Alan Robert Paul (born September 7, 1966) is an American journalist, author, musician, and blogger.

==Biography==
Paul was born in Anchorage, Alaska. He attended the University of Michigan and worked at the Hudson Reporter in Hoboken, New Jersey for one year after graduating in 1988. In 1991, he became Managing Editor of Guitar World and stayed in that job for five years. Paul also took on the duties of senior writer and Online Editor, while writing articles for diverse publications such as SLAM Magazine, The New Yorker, People, and Entertainment Weekly.

He and his wife, Rebecca Blumenstein, moved from New Jersey to China when she was appointed bureau chief for The Wall Street Journal. There he formed the blues quintet Woodie Alan, which he named in honor of the late Allen Woody, as well as making a pop-culture nod to American film autuer Woody Allen. The guitarist was Woodie Wu; the remaining members were made up of two Chinese and one American musician. In May 2008, Woodie Alan was named 'Beijing Band of the Year' in City Weekend Magazine's readers poll. The group began recording sessions for an album that would eventually be released in May 2009 as Beijing Blues.

Paul was named 'Online Columnist of the Year' by The National Society of Newspaper Columnists in honor of his WSJ.com The Expat Life column. One month later, he began covering the Beijing Olympic Games for NBC.com, as the "Beijing Blogger", as well as for the WSJ. He wrote hundreds of posts, covering the Games and events, and how the Olympics were being viewed in Beijing.

In September 2008, Woodie Alan toured outside of Beijing, appearing at the Xiamen Beach Festival.

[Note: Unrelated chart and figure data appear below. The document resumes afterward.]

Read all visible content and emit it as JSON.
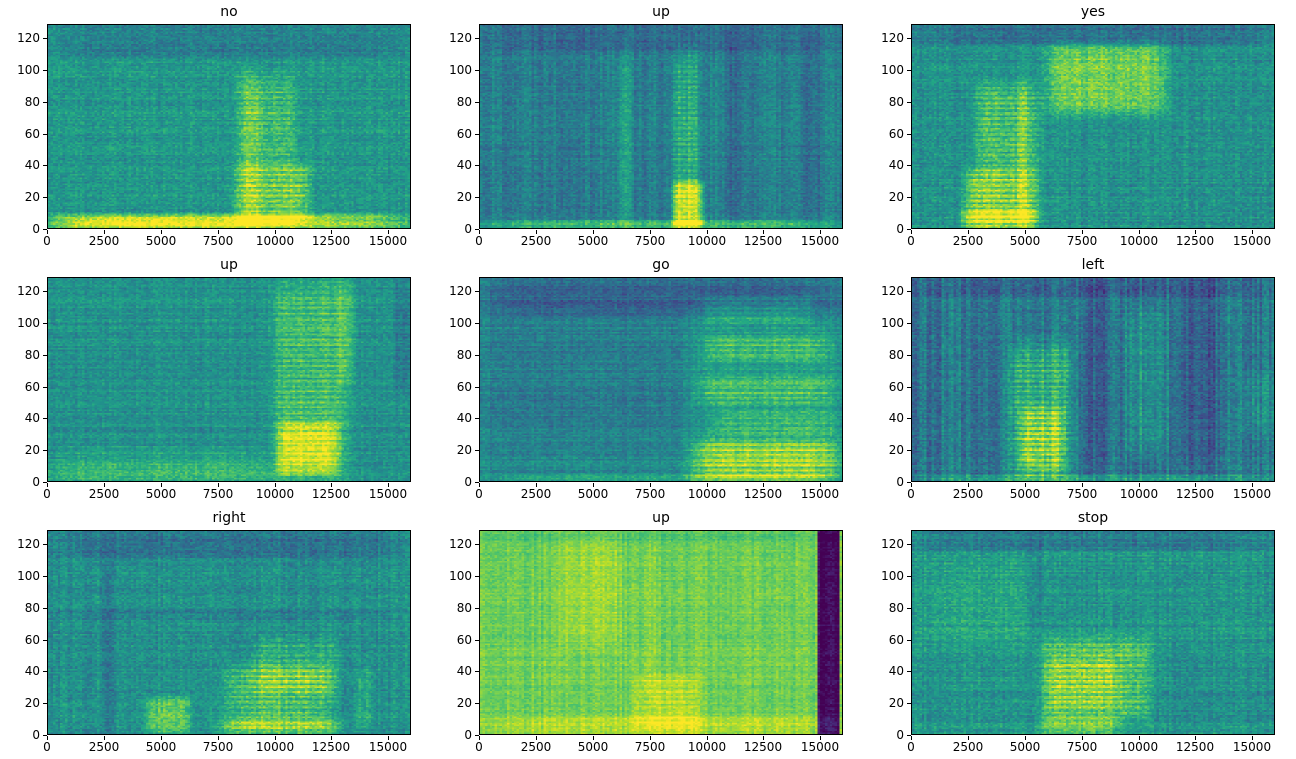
{
  "figure": {
    "background": "#ffffff"
  },
  "chart_data": {
    "type": "heatmap",
    "subtype": "audio-spectrogram-grid",
    "title": "",
    "colormap": "viridis",
    "colormap_stops": [
      [
        0.0,
        "#440154"
      ],
      [
        0.1,
        "#482475"
      ],
      [
        0.2,
        "#414487"
      ],
      [
        0.3,
        "#355f8d"
      ],
      [
        0.4,
        "#2a788e"
      ],
      [
        0.5,
        "#21918c"
      ],
      [
        0.6,
        "#22a884"
      ],
      [
        0.7,
        "#44bf70"
      ],
      [
        0.8,
        "#7ad151"
      ],
      [
        0.9,
        "#bddf26"
      ],
      [
        1.0,
        "#fde725"
      ]
    ],
    "grid": {
      "rows": 3,
      "cols": 3
    },
    "axes": {
      "x": {
        "max": 16000,
        "ticks": [
          0,
          2500,
          5000,
          7500,
          10000,
          12500,
          15000
        ]
      },
      "y": {
        "max": 129,
        "ticks": [
          0,
          20,
          40,
          60,
          80,
          100,
          120
        ]
      }
    },
    "panels": [
      {
        "title": "no",
        "seed": 11,
        "base": 0.53,
        "noise": 0.09,
        "col_stripe": 0.03,
        "row_stripe": 0.04,
        "features": [
          {
            "x": [
              0,
              16000
            ],
            "y": [
              0,
              9
            ],
            "amp": 0.3
          },
          {
            "x": [
              300,
              11500
            ],
            "y": [
              0,
              7
            ],
            "amp": 0.15
          },
          {
            "x": [
              8200,
              11600
            ],
            "y": [
              4,
              42
            ],
            "amp": 0.34,
            "striate": true,
            "ph": 0.4
          },
          {
            "x": [
              8300,
              11000
            ],
            "y": [
              40,
              97
            ],
            "amp": 0.2,
            "striate": true,
            "ph": 1.2
          },
          {
            "x": [
              0,
              16000
            ],
            "y": [
              108,
              129
            ],
            "amp": -0.1
          },
          {
            "x": [
              8600,
              9400
            ],
            "y": [
              0,
              100
            ],
            "amp": 0.1
          }
        ]
      },
      {
        "title": "up",
        "seed": 22,
        "base": 0.43,
        "noise": 0.08,
        "col_stripe": 0.06,
        "row_stripe": 0.03,
        "features": [
          {
            "x": [
              8500,
              9700
            ],
            "y": [
              0,
              112
            ],
            "amp": 0.26,
            "striate": true,
            "ph": 0.9
          },
          {
            "x": [
              8500,
              9900
            ],
            "y": [
              0,
              30
            ],
            "amp": 0.34
          },
          {
            "x": [
              6100,
              6700
            ],
            "y": [
              0,
              112
            ],
            "amp": 0.14
          },
          {
            "x": [
              0,
              16000
            ],
            "y": [
              0,
              5
            ],
            "amp": 0.26
          },
          {
            "x": [
              0,
              16000
            ],
            "y": [
              112,
              129
            ],
            "amp": -0.08
          },
          {
            "x": [
              10900,
              11700
            ],
            "y": [
              0,
              129
            ],
            "amp": -0.07
          },
          {
            "x": [
              14200,
              15100
            ],
            "y": [
              0,
              129
            ],
            "amp": -0.07
          }
        ]
      },
      {
        "title": "yes",
        "seed": 33,
        "base": 0.5,
        "noise": 0.09,
        "col_stripe": 0.04,
        "row_stripe": 0.04,
        "features": [
          {
            "x": [
              2300,
              5700
            ],
            "y": [
              0,
              38
            ],
            "amp": 0.42,
            "striate": true,
            "ph": 0.2
          },
          {
            "x": [
              2800,
              5700
            ],
            "y": [
              36,
              92
            ],
            "amp": 0.27,
            "striate": true,
            "ph": 1.7
          },
          {
            "x": [
              5900,
              11300
            ],
            "y": [
              72,
              117
            ],
            "amp": 0.28
          },
          {
            "x": [
              2000,
              5600
            ],
            "y": [
              0,
              12
            ],
            "amp": 0.18
          },
          {
            "x": [
              0,
              16000
            ],
            "y": [
              116,
              129
            ],
            "amp": -0.14
          },
          {
            "x": [
              4700,
              5100
            ],
            "y": [
              0,
              95
            ],
            "amp": 0.1
          }
        ]
      },
      {
        "title": "up",
        "seed": 44,
        "base": 0.5,
        "noise": 0.08,
        "col_stripe": 0.03,
        "row_stripe": 0.05,
        "features": [
          {
            "x": [
              9900,
              13300
            ],
            "y": [
              0,
              129
            ],
            "amp": 0.26,
            "striate": true,
            "ph": 0.6
          },
          {
            "x": [
              10100,
              12900
            ],
            "y": [
              3,
              38
            ],
            "amp": 0.28
          },
          {
            "x": [
              0,
              10200
            ],
            "y": [
              0,
              12
            ],
            "amp": 0.16
          },
          {
            "x": [
              0,
              10200
            ],
            "y": [
              10,
              22
            ],
            "amp": 0.07
          },
          {
            "x": [
              15300,
              16000
            ],
            "y": [
              55,
              129
            ],
            "amp": -0.09
          },
          {
            "x": [
              12800,
              13600
            ],
            "y": [
              60,
              129
            ],
            "amp": 0.1
          }
        ]
      },
      {
        "title": "go",
        "seed": 55,
        "base": 0.46,
        "noise": 0.075,
        "col_stripe": 0.03,
        "row_stripe": 0.05,
        "features": [
          {
            "x": [
              0,
              16000
            ],
            "y": [
              103,
              129
            ],
            "amp": -0.15
          },
          {
            "x": [
              9300,
              16000
            ],
            "y": [
              0,
              105
            ],
            "amp": 0.1
          },
          {
            "x": [
              9800,
              14700
            ],
            "y": [
              100,
              117
            ],
            "amp": 0.2,
            "striate": true,
            "ph": 0.3
          },
          {
            "x": [
              9800,
              15600
            ],
            "y": [
              76,
              92
            ],
            "amp": 0.18,
            "striate": true,
            "ph": 1.1
          },
          {
            "x": [
              9500,
              15900
            ],
            "y": [
              48,
              66
            ],
            "amp": 0.2,
            "striate": true,
            "ph": 2.0
          },
          {
            "x": [
              10400,
              15900
            ],
            "y": [
              28,
              46
            ],
            "amp": 0.16,
            "striate": true,
            "ph": 0.8
          },
          {
            "x": [
              9300,
              16000
            ],
            "y": [
              0,
              26
            ],
            "amp": 0.4,
            "striate": true,
            "ph": 1.5
          },
          {
            "x": [
              0,
              16000
            ],
            "y": [
              0,
              4
            ],
            "amp": 0.16
          },
          {
            "x": [
              0,
              9300
            ],
            "y": [
              20,
              103
            ],
            "amp": -0.04
          }
        ]
      },
      {
        "title": "left",
        "seed": 66,
        "base": 0.4,
        "noise": 0.09,
        "col_stripe": 0.09,
        "row_stripe": 0.03,
        "features": [
          {
            "x": [
              4300,
              7100
            ],
            "y": [
              0,
              88
            ],
            "amp": 0.32,
            "striate": true,
            "ph": 0.5
          },
          {
            "x": [
              4800,
              6700
            ],
            "y": [
              4,
              48
            ],
            "amp": 0.28,
            "striate": true,
            "ph": 1.9
          },
          {
            "x": [
              9400,
              11300
            ],
            "y": [
              15,
              112
            ],
            "amp": 0.12
          },
          {
            "x": [
              7700,
              8900
            ],
            "y": [
              0,
              129
            ],
            "amp": -0.07
          },
          {
            "x": [
              11900,
              13600
            ],
            "y": [
              0,
              129
            ],
            "amp": -0.09
          },
          {
            "x": [
              0,
              16000
            ],
            "y": [
              0,
              4
            ],
            "amp": 0.18
          },
          {
            "x": [
              0,
              16000
            ],
            "y": [
              116,
              129
            ],
            "amp": -0.07
          },
          {
            "x": [
              14500,
              16000
            ],
            "y": [
              30,
              70
            ],
            "amp": 0.08
          }
        ]
      },
      {
        "title": "right",
        "seed": 77,
        "base": 0.5,
        "noise": 0.09,
        "col_stripe": 0.045,
        "row_stripe": 0.04,
        "features": [
          {
            "x": [
              0,
              16000
            ],
            "y": [
              112,
              129
            ],
            "amp": -0.13
          },
          {
            "x": [
              4300,
              6300
            ],
            "y": [
              0,
              24
            ],
            "amp": 0.24
          },
          {
            "x": [
              7800,
              12600
            ],
            "y": [
              0,
              45
            ],
            "amp": 0.28,
            "striate": true,
            "ph": 0.7
          },
          {
            "x": [
              9000,
              12900
            ],
            "y": [
              25,
              62
            ],
            "amp": 0.16,
            "striate": true,
            "ph": 1.4
          },
          {
            "x": [
              7500,
              13100
            ],
            "y": [
              0,
              9
            ],
            "amp": 0.18
          },
          {
            "x": [
              2400,
              2900
            ],
            "y": [
              0,
              110
            ],
            "amp": -0.07
          },
          {
            "x": [
              13700,
              14300
            ],
            "y": [
              0,
              45
            ],
            "amp": 0.1
          },
          {
            "x": [
              0,
              16000
            ],
            "y": [
              72,
              80
            ],
            "amp": -0.06
          }
        ]
      },
      {
        "title": "up",
        "seed": 88,
        "base": 0.78,
        "noise": 0.055,
        "col_stripe": 0.04,
        "row_stripe": 0.03,
        "features": [
          {
            "x": [
              14950,
              15850
            ],
            "y": [
              0,
              129
            ],
            "amp": -0.76,
            "hard": true
          },
          {
            "x": [
              6800,
              9700
            ],
            "y": [
              0,
              38
            ],
            "amp": 0.16,
            "striate": true,
            "ph": 0.3
          },
          {
            "x": [
              3400,
              6300
            ],
            "y": [
              55,
              129
            ],
            "amp": 0.07
          },
          {
            "x": [
              0,
              16000
            ],
            "y": [
              0,
              12
            ],
            "amp": 0.1
          },
          {
            "x": [
              0,
              16000
            ],
            "y": [
              120,
              129
            ],
            "amp": -0.05
          },
          {
            "x": [
              7200,
              7800
            ],
            "y": [
              30,
              129
            ],
            "amp": 0.06
          }
        ]
      },
      {
        "title": "stop",
        "seed": 99,
        "base": 0.52,
        "noise": 0.09,
        "col_stripe": 0.04,
        "row_stripe": 0.05,
        "features": [
          {
            "x": [
              0,
              16000
            ],
            "y": [
              116,
              129
            ],
            "amp": -0.11
          },
          {
            "x": [
              5600,
              10600
            ],
            "y": [
              8,
              62
            ],
            "amp": 0.28,
            "striate": true,
            "ph": 0.6
          },
          {
            "x": [
              5800,
              9200
            ],
            "y": [
              14,
              48
            ],
            "amp": 0.16,
            "striate": true,
            "ph": 1.8
          },
          {
            "x": [
              5600,
              9200
            ],
            "y": [
              0,
              12
            ],
            "amp": 0.22
          },
          {
            "x": [
              300,
              5200
            ],
            "y": [
              55,
              112
            ],
            "amp": 0.07
          },
          {
            "x": [
              5300,
              5800
            ],
            "y": [
              0,
              129
            ],
            "amp": -0.05
          },
          {
            "x": [
              10500,
              16000
            ],
            "y": [
              0,
              60
            ],
            "amp": -0.03
          }
        ]
      }
    ]
  }
}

Their performance was recorded and later broadcast on television throughout Fujian Province. They then traveled to Changsha, where they appeared live on three radio shows as well as performed live.

==Publications==
Big in China: My Unlikely Adventures Raising a Family, Playing the Blues and Becoming a Star in Beijing, Paul's memoir of his time in China was published by Harper in March, 2011. Ivan Reitman's Montecito Pictures optioned the book for a movie, with Reitman attached as director and producer.

In February, 2014, Paul released One Way Out: The Inside History of the Allman Brothers Band (St. Martin's). The product of 25 years of reporting on the band, the book was hailed as a "thorough account" by Rolling Stone and "definitive" by Guitar World. In October 2014, the Allman Brothers played what they called their final shows- six nights at New York's Beacon Theatre. Paul covered the shows extensively, filing reports for Billboard, The Wall Street Journal and Guitar World. The paperback edition of One Way Out was released in February 2015, and included a new final chapter on the band's final year.

Paul and Guitar World writer Andy Aledort wrote Texas Flood: The Inside History of Stevie Ray Vaughan. The book was reviewed by author Alan Light in the December 8, 2019 New York Times Book Review. The review called the book "illuminating," noting that, "An oral history is only as good as its sources, and 'Texas Flood' is thorough and far-reaching, with Vaughan's bandmates, crew and family taking center stage."

Brothers and Sisters: The Allman Brothers Band and the Album That Defined the 70s was published by St. Martin's Press on July 25, 2023. The book, while focused on the Allman Brothers album of the same name, also presents a broader cultural history of the era, covering stories of how the band rescued Jimmy Carter's flailing presidential campaign, Gregg Allman's marriage to Cher, and how the band's success led to an eventual breakup.